Je pensai d’abord courir tout de suite chercher ma fortune, mais je me retins. Il fallait attendre que mon sang-froid fût revenu. Impossible de me présenter à un guichet avec cet aspect d’hallucinée. Il me fallait simuler l’indifférence, être belle joueuse, prendre un air impénétrable. J’en étais loin…

Mon mariage était fait ! Je me voyais descendant la grande allée de l’église Saint-Nizier, et je félicitais M. Gustave Chaplène d’avoir à son bras une femme riche et belle.

Quand je repris un peu contact avec la réalité, j’eus l’idée de demander conseil à mon notaire. Je n’avais jamais manié de million ; il était préférable de m’adresser à quelqu’un de plus exercé que moi.

Cette solution m’enchanta. J’y voyais toutes sortes d’avantages : je risquais moins de me faire voler, je gardais l’anonymat, mon notaire dirigeait mes placements et il pourrait, en outre, certifier ma richesse.

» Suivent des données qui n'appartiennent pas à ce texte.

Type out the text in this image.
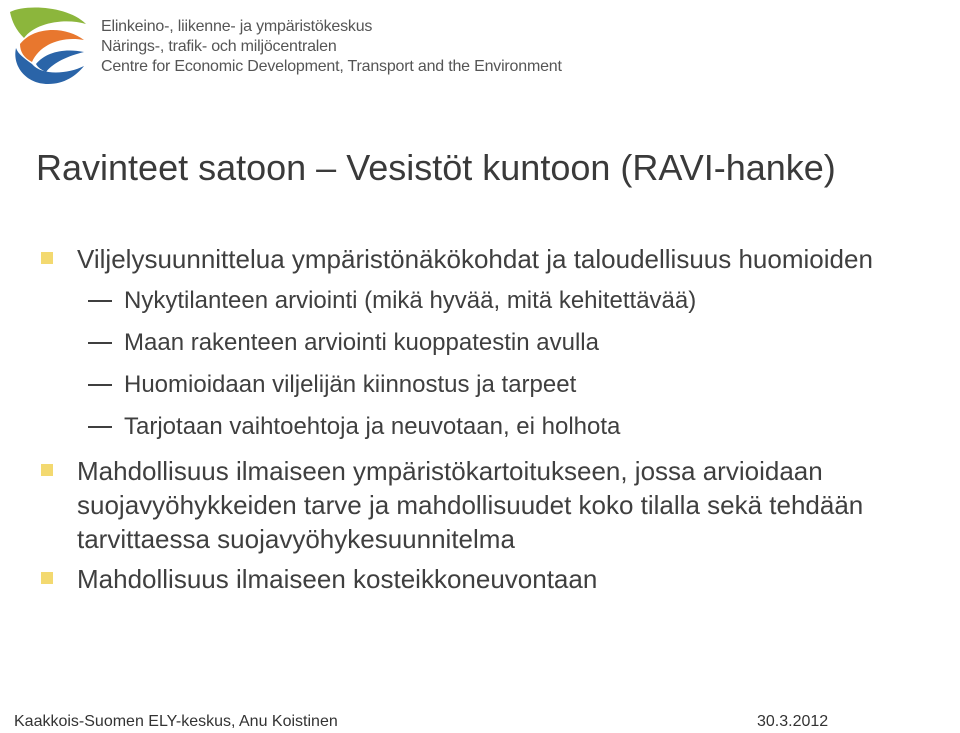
Elinkeino-, liikenne- ja ympäristökeskus
Närings-, trafik- och miljöcentralen
Centre for Economic Development, Transport and the Environment
Ravinteet satoon – Vesistöt kuntoon (RAVI-hanke)
Viljelysuunnittelua ympäristönäkökohdat ja taloudellisuus huomioiden
Nykytilanteen arviointi (mikä hyvää, mitä kehitettävää)
Maan rakenteen arviointi kuoppatestin avulla
Huomioidaan viljelijän kiinnostus ja tarpeet
Tarjotaan vaihtoehtoja ja neuvotaan, ei holhota
Mahdollisuus ilmaiseen ympäristökartoitukseen, jossa arvioidaan suojavyöhykkeiden tarve ja mahdollisuudet koko tilalla sekä tehdään tarvittaessa suojavyöhykesuunnitelma
Mahdollisuus ilmaiseen kosteikkoneuvontaan
Kaakkois-Suomen ELY-keskus, Anu Koistinen	30.3.2012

Je n’étais pas peu fière en pénétrant dans son cabinet. Mon notaire, vieil ami de mes parents, avait toujours été très bienveillant pour moi, mais dans cette bienveillance même, je devinais un peu d’indifférence, de cette indifférence professionnelle que l’on réserve aux clientes sans valeur (je ne fais pas un jeu de mots, sans quoi je mettrais valeur au pluriel).

J’avais résolu d’être digne. Vainement ! Lorsque je vis Me Praquet, je sautai à son cou et lui criai dans l’oreille :

— Je suis millionnaire ! je suis millionnaire !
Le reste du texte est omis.